Green Party MP Jenica Atwin rises during Question Period in the House of Commons on Parliament Hill in Ottawa on Tuesday, Sept. 29, 2020. Two sources say New Brunswick MP Jenica Atwin is set to join the Liberal caucus, leaving the Greens with just two MPs in the House of Commons. THE CANADIAN PRESS/Justin Tang

New Brunswick MP Jenica Atwin set to cross floor from Greens to Liberals

Move comes after Atwin openly challenged Leader Paul’s position on the Israeli-Palestinian conflict

Two sources say New Brunswick MP Jenica Atwin is set to join the Liberal caucus, leaving the Greens with just two lawmakers in the House of Commons.

The move comes amid internal rifts in the Green party and after Atwin openly challenged Leader Annamie Paul’s position on the Israeli-Palestinian conflict last month.

Atwin’s aisle crossing marks a small win for a Liberal party looking to tout its environmental credentials and shore up the ranks of its minority government, but marks a much bigger blow for a Green caucus already struggling to stay afloat.

New cracks appeared in May when Atwin called Paul’s more traditional stance on the latest round of violence in Israeli-occupied Palestine “totally inadequate” in a Twitter post.

Paul has said her team is seeking internal “reconciliation,” but two Green party sources say they have seen few efforts to patch up fresh wounds.
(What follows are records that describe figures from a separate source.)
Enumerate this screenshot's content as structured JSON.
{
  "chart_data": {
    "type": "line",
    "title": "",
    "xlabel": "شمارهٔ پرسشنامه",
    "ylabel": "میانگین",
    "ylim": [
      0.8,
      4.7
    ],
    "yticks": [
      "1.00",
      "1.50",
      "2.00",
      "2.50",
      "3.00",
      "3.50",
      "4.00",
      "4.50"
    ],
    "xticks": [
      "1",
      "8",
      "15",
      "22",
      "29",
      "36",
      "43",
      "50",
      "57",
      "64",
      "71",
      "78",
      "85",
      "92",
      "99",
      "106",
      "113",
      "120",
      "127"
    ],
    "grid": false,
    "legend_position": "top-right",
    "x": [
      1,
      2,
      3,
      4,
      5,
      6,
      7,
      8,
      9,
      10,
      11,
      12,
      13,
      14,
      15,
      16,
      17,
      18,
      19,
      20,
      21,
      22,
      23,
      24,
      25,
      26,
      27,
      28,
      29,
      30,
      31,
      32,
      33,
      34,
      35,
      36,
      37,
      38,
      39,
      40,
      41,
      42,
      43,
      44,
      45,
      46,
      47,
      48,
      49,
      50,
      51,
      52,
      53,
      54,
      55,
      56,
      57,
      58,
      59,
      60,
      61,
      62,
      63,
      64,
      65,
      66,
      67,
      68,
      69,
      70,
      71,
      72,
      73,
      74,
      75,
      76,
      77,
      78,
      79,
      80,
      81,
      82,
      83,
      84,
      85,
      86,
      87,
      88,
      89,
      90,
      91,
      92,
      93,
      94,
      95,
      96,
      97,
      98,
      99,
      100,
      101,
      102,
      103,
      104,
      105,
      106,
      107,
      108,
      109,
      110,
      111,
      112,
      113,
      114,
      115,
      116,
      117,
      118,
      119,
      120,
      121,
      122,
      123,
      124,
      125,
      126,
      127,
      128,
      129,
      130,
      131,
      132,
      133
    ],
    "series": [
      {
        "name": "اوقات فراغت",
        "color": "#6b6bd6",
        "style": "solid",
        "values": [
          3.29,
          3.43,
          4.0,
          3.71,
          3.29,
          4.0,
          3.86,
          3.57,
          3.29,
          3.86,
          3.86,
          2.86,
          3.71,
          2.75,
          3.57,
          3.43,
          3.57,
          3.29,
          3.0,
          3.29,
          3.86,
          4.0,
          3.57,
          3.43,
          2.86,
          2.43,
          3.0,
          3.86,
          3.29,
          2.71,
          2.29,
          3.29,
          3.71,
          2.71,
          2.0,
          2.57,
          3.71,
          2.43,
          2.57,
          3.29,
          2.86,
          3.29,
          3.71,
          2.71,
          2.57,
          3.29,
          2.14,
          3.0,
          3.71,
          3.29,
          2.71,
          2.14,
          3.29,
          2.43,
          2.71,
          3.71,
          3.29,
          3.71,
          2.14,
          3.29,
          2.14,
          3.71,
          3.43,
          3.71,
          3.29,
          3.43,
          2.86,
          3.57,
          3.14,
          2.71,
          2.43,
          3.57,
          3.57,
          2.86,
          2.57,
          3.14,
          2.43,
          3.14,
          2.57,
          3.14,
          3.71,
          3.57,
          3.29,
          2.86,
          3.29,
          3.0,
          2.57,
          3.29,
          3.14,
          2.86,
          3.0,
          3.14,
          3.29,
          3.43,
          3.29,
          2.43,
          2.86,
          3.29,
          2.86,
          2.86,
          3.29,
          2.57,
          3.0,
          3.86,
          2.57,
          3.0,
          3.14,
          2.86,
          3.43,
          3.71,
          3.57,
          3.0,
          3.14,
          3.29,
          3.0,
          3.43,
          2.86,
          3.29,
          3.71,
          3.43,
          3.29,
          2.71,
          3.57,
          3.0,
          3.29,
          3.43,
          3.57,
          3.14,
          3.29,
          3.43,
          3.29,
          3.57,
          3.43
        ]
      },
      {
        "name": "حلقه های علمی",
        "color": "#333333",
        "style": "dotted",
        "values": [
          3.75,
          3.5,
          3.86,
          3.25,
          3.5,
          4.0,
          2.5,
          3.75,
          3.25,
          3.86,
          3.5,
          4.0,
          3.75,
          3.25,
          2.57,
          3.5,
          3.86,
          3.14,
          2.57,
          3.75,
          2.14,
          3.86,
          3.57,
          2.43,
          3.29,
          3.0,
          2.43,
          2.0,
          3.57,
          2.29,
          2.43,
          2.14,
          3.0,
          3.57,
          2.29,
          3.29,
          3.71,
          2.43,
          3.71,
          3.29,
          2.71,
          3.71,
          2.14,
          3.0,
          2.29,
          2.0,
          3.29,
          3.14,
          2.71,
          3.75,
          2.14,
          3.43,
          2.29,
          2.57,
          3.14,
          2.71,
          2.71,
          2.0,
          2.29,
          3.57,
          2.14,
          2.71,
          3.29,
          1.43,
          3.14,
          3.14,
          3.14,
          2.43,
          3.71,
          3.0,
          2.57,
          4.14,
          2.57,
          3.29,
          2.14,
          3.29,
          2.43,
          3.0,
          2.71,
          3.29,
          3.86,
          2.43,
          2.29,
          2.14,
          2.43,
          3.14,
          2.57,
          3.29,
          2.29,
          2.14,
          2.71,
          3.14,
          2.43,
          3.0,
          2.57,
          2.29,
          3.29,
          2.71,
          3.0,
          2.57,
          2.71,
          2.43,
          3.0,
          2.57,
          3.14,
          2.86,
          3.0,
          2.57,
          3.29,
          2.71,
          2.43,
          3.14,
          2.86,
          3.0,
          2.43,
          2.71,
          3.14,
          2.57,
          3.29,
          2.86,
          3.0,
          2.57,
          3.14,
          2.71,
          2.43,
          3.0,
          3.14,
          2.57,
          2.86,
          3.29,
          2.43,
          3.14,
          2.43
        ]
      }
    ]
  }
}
The Greens’ stance on environmental and social policy often aligns more closely with New Democrat positions, but NDP prospects in Atwin’s riding of Fredericton appear vanishingly small after that party won less than six per cent of the vote in 2019.

The sources spoke to The Canadian Press on condition of anonymity because they were not authorized to discuss matters not yet made public.